Member of New Zealand Legislative Council in 1863

Charles Bigg Wither, or Charles Bigg-Wither (27 April 1822 – 28 June 1894) was a member of the New Zealand Legislative Council for a short period in 1863.

== Early life and ancestry ==
Wither was born in 1822 at Manydown Park, a manor in Wootton St Lawrence, Hampshire, England. His father was Harris Bigg-Wither (1781–1838), who was Lord of the Manor at Manydown from 1813 to 1833 and is famous for having proposed to Jane Austen. The engineer and writer Thomas Plantagenet Bigg-Wither, a son of his eldest brother Lovelace Bigg-Wither (1805–1874), was his nephew. The Lords of the Manor at Manydown were initially from the Wither family. When William Wither V (1733–1789) died, he had no heir, and a cousin with the surname Bigg—the Reverend Lovelace Bigg (1741–1813)—became his successor. He and his sons took on the surname Bigg-Wither. In all New Zealand sources, Charles Bigg Wither is referred to simply as Wither (or C. B. Wither) and thus appears to have used Bigg as his middle name only.

== Biography ==
Wither received his education at Winchester and at the University of Edinburgh. He came to New Zealand on the Ursula in 1843 and settled near Nelson. He owned a sheep station at the Taylor River upstream from Blenheim from about 1848. He sold the land in 1867 to Ralph Richardson and to the father of Henry Redwood. The Wither Hills south of Blenheim, which were part of his sheep run, are named after him. Wither himself lived in Richmond where he had another farm.

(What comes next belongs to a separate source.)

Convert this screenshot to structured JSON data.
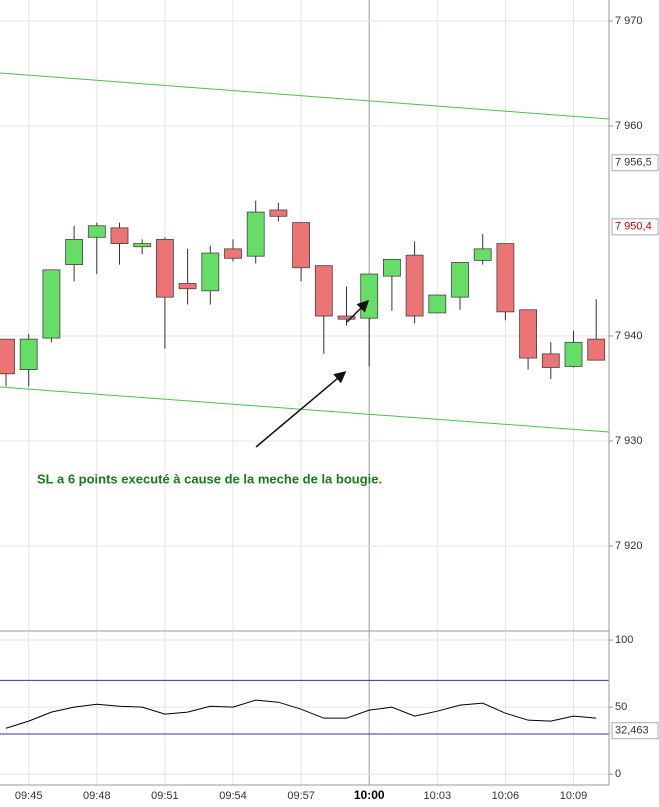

Wither was one of the original nine trustees of Nelson College; other notable foundation trustees were Charles Elliott, David Monro, John Barnicoat, William Wells, and Alfred Domett.

Wither was a member of the Legislative Council from 15 October to 9 November 1863, when he resigned. His membership appeared in a gazette notice (stating that he had been summoned to the council), but he declined the membership.

Wither died at Wensley Hill in Richmond on 28 June 1894. He is buried at Richmond Cemetery. His sons Frederick and James were the executors of his will.